REPUBLIKA.CO.ID, JAKARTA — Forest Watch Indonesia (FWI) dan Transparency International Indonesia menilai ekspansi dan penambahan luas sawit akan menyebabkan terjadinya deforestasi. Kedua hal itu bukan solusi bagi Indonesia untuk keluar dari tantangan krisis pangan, energi, dan air.
Communication Lead Forest Watch Indonesia Anggi Putra Prayoga menyoroti sejumlah masalah yang berkaitan dengan kebijakan pemerintah, terutama yang dikeluarkan Kementerian Kehutanan, yang berencana untuk membangun cadangan pangan dan energi.
Anggi menjelaskan terdapat disorientasi dalam pemahaman mengenai hutan dan kawasan hutan. Ia menekankan penetapan kawasan hutan seluas 106 juta hektare yang diklaim sebagai tanah negara tidak melibatkan pengakuan dari masyarakat adat dan lokal.
"Klaim ini menjadi problematik ketika kawasan hutan yang sudah ditetapkan kemudian dilepaskan kembali," ujarnya di Diskusi Publik & Media Briefing: Catatan Tata Kelola Sawit di Tengah Ambisi Pembukaan 20 Juta Hektare Hutan, Rabu (5/2/2025).
Dalam konteks kondisi hutan alam Indonesia, Anggi mencatat masih terdapat sekitar 90 juta hektare hutan yang tersisa, terutama di Sumatera, Kalimantan, Jawa, Sulawesi, dan Papua. Namun, ia memperingatkan deforestasi yang terjadi di Sumatera, Jawa, dan Kalimantan merupakan hasil dari eksploitasi yang direncanakan. Data menunjukkan bahwa tren deforestasi tertinggi terjadi antara 2017 hingga 2021, meskipun ada penurunan yang terlihat pada tahun 2022-2023.

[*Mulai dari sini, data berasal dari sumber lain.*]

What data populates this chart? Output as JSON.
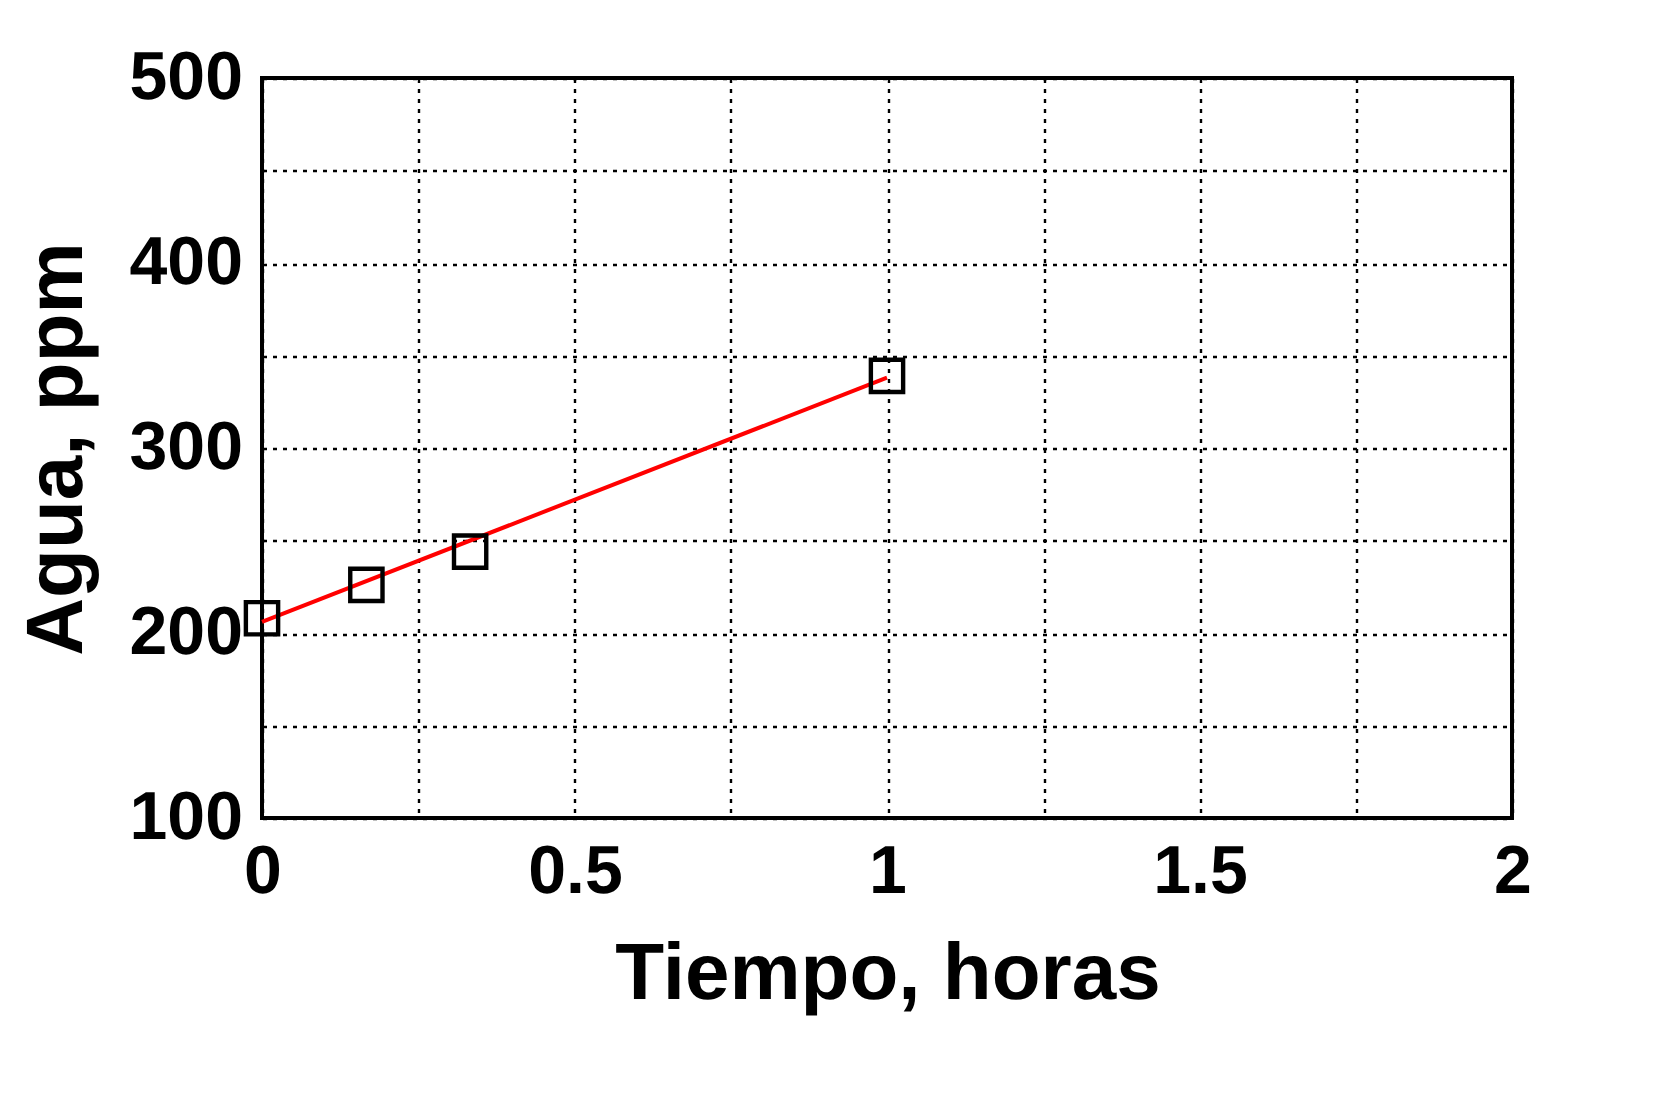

Anggi juga mengungkapkan fakta 35 persen kerusakan hutan alam Indonesia terjadi di kawasan yang seharusnya dilindungi, seperti kawasan konservasi dan hutan lindung. "Kawasan konservasi yang tidak dikelola dengan baik menjadi sasaran eksploitasi," tambahnya.
Ia menyoroti contoh kasus di Rawat Ripa dan Rawat Singkil yang menunjukkan kerusakan di kawasan konservasi. Lebih lanjut, Anggi menjelaskan proyek-proyek bioenergi dan food estate yang direncanakan akan memanfaatkan hutan produksi, yang menyisakan sekitar 40 juta hektare.

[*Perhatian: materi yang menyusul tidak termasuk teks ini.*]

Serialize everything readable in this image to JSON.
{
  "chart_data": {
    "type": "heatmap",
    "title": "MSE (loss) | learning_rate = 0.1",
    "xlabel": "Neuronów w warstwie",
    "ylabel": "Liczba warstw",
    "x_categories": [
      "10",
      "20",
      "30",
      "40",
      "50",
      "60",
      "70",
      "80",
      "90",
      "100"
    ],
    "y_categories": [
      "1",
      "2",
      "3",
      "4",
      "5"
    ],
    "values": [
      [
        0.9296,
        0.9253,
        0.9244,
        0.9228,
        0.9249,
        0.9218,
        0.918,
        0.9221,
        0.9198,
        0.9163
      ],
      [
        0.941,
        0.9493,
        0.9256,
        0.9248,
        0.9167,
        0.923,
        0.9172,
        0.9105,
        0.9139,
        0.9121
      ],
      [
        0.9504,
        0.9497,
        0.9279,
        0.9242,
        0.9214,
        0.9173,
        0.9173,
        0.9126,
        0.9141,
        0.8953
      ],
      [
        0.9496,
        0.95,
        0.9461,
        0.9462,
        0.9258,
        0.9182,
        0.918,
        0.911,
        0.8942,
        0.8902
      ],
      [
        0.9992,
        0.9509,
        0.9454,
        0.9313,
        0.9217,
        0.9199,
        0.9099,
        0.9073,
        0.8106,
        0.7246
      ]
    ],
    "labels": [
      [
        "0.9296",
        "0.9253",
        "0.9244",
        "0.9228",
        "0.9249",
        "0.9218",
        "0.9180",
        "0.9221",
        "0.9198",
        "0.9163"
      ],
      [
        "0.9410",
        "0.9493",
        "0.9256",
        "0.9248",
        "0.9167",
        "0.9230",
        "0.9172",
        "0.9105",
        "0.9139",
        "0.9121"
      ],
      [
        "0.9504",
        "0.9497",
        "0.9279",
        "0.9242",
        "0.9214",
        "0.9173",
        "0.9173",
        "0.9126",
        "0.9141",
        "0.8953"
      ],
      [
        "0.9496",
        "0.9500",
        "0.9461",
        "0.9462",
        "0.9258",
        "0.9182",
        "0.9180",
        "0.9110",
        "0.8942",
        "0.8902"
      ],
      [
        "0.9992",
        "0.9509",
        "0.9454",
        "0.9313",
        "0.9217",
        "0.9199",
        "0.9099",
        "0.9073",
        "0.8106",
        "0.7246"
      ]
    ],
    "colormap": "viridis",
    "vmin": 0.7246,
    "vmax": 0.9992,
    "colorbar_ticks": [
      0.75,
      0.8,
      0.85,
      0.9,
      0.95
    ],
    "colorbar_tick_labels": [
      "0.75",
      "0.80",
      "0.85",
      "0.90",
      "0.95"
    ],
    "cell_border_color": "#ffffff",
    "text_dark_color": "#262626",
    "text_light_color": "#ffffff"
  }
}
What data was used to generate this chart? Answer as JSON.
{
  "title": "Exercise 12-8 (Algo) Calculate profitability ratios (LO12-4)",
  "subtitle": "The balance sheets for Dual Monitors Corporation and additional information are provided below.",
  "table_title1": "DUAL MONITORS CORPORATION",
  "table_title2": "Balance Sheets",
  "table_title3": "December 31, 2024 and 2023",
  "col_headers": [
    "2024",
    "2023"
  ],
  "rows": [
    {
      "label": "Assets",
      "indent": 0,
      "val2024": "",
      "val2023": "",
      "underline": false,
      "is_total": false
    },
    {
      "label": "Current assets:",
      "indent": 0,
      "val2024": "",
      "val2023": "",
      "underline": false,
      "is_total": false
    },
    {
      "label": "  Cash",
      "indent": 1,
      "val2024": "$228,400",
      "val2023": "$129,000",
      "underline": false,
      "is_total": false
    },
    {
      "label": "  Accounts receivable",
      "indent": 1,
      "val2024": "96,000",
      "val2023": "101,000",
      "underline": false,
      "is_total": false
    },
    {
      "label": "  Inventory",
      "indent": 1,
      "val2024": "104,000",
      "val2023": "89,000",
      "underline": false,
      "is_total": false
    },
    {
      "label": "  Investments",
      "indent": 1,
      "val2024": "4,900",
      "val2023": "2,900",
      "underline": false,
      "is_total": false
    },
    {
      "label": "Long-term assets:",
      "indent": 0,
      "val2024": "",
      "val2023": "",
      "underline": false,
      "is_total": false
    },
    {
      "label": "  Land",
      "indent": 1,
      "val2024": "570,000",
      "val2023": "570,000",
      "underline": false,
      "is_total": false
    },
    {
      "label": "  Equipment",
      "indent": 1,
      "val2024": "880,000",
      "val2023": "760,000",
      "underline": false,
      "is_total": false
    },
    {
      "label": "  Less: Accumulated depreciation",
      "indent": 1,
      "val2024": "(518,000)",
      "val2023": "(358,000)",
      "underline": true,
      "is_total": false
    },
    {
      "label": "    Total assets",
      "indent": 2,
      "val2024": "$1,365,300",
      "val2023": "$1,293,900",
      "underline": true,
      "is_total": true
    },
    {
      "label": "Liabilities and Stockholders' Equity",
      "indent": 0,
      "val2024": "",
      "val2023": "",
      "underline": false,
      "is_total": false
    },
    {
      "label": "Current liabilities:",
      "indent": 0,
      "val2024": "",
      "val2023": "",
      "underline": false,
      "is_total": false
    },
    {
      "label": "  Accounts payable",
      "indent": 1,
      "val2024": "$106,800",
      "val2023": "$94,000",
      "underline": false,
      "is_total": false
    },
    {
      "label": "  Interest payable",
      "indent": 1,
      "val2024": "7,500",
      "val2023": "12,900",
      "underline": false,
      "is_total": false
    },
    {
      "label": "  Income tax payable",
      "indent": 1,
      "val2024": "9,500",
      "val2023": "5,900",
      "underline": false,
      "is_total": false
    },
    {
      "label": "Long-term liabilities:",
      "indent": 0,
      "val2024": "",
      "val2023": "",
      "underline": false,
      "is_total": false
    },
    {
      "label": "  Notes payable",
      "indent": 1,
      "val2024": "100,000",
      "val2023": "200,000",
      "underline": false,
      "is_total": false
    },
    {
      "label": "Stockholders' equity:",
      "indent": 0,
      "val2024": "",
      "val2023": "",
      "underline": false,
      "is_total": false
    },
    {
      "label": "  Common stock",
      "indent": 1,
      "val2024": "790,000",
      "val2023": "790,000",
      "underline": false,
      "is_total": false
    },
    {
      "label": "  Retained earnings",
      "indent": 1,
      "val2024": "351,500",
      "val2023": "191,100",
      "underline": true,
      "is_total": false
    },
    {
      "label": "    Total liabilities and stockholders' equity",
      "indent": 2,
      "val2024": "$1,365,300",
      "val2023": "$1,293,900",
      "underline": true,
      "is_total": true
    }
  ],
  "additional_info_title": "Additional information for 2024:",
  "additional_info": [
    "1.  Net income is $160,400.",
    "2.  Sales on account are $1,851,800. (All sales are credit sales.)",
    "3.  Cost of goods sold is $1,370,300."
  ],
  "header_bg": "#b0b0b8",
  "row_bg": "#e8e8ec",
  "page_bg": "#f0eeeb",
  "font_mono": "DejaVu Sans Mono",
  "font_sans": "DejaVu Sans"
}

Ia menegaskan tidak ada ruang yang aman untuk melindungi hutan alam Indonesia jika kebijakan dan praktik saat ini terus berlanjut. Dalam konteks perkebunan kelapa sawit, Anggi menekankan bahwa meskipun ada klaim bahwa sawit adalah tanaman yang ramah lingkungan, penggantian hutan dengan sawit menghilangkan fungsi ekosistem yang tidak dapat tergantikan, seperti konservasi air dan tanah serta biodiversitas.
Ia mencatat rata-rata deforestasi akibat ekspansi sawit mencapai 55.000 hektare per tahun antara 2017 hingga 2023. Anggi juga mengkritik definisi hutan yang sering kali tidak memasukkan unsur sosial, yang mengakibatkan konflik dengan masyarakat yang bergantung pada hutan.

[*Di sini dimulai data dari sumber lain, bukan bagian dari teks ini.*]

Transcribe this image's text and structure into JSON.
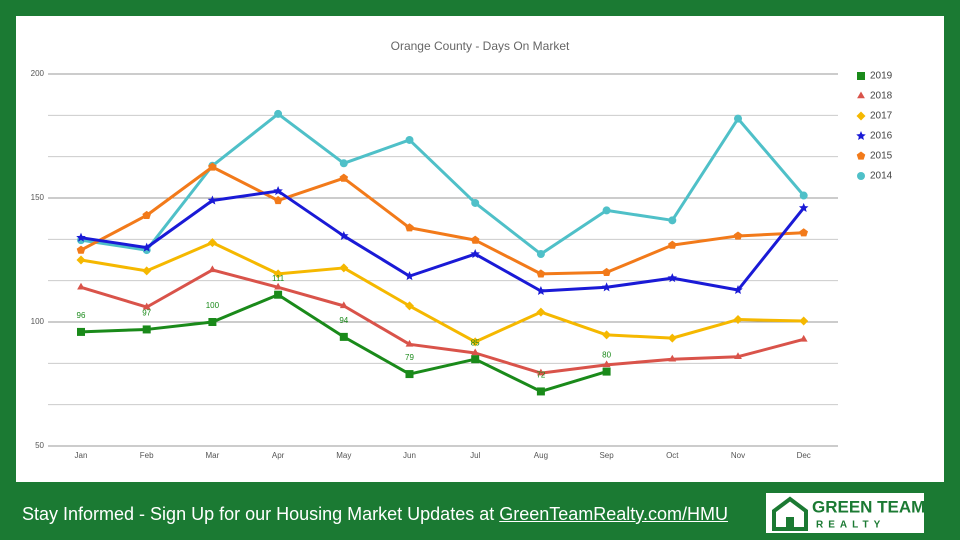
{
  "chart_data": {
    "type": "line",
    "title": "Orange County - Days On Market",
    "categories": [
      "Jan",
      "Feb",
      "Mar",
      "Apr",
      "May",
      "Jun",
      "Jul",
      "Aug",
      "Sep",
      "Oct",
      "Nov",
      "Dec"
    ],
    "ylim": [
      50,
      200
    ],
    "yticks": [
      50,
      100,
      150,
      200
    ],
    "minor_yticks": [
      66.67,
      83.33,
      116.67,
      133.33,
      166.67,
      183.33
    ],
    "grid": true,
    "legend": "right",
    "series": [
      {
        "name": "2019",
        "color": "#1a8a1a",
        "marker": "square",
        "data_labels": true,
        "values": [
          96,
          97,
          100,
          111,
          94,
          79,
          85,
          72,
          80,
          null,
          null,
          null
        ]
      },
      {
        "name": "2018",
        "color": "#d9534a",
        "marker": "triangle",
        "values": [
          114,
          106,
          121,
          114,
          106.5,
          91,
          87.5,
          79.4,
          82.7,
          85,
          86,
          93
        ]
      },
      {
        "name": "2017",
        "color": "#f5b800",
        "marker": "diamond",
        "values": [
          125,
          120.6,
          132,
          119.4,
          121.8,
          106.5,
          92,
          104,
          94.8,
          93.5,
          101,
          100.4
        ]
      },
      {
        "name": "2016",
        "color": "#1a1ad6",
        "marker": "star",
        "values": [
          134,
          130,
          149,
          152.8,
          134.7,
          118.5,
          127.4,
          112.5,
          114,
          117.7,
          112.9,
          146
        ]
      },
      {
        "name": "2015",
        "color": "#f27a1a",
        "marker": "pentagon",
        "values": [
          129,
          143,
          162.5,
          149,
          158,
          138,
          133,
          119.4,
          120,
          131,
          134.7,
          136
        ]
      },
      {
        "name": "2014",
        "color": "#4fc0c8",
        "marker": "circle",
        "values": [
          133,
          129,
          163,
          183.9,
          164,
          173.4,
          148,
          127.4,
          145,
          141,
          182,
          151
        ]
      }
    ]
  },
  "footer": {
    "text": "Stay Informed - Sign Up for our Housing Market Updates at ",
    "link": "GreenTeamRealty.com/HMU"
  },
  "logo": {
    "line1": "GREEN TEAM",
    "line2": "REALTY"
  }
}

Ia menyerukan perlunya revisi undang-undang kehutanan untuk mencegah eksploitasi lebih lanjut terhadap ekosistem hutan. Dalam penutup, Anggi mengungkapkan kekhawatiran tentang potensi korupsi dalam proses perizinan pelepasan kawasan hutan untuk perkebunan kelapa sawit.
Ia menyebutkan terdapat 795.000 hak guna usaha (HGU) yang berada di dalam kawasan hutan, dan kurangnya transparansi dalam pengelolaan HGU menjadi masalah serius. Kasus di Gorontalo, di mana kawasan hutan dilepaskan untuk perkebunan kelapa sawit namun kemudian dialihkan untuk produksi biomasa, menjadi contoh nyata dari praktik buruk dalam tata kelola hutan.
"Indonesia dihadapkan pada tiga krisis global: pangan, energi, dan air. Pendekatan yang salah justru akan membawa kita ke dalam krisis itu sendiri," tegas Anggi.
Ia menekankan transparansi adalah kunci untuk perbaikan tata kelola kelapa sawit di masa depan, dan menyerukan agar data terkait HGU dibuka untuk publik demi mencegah praktik korupsi yang lebih lanjut.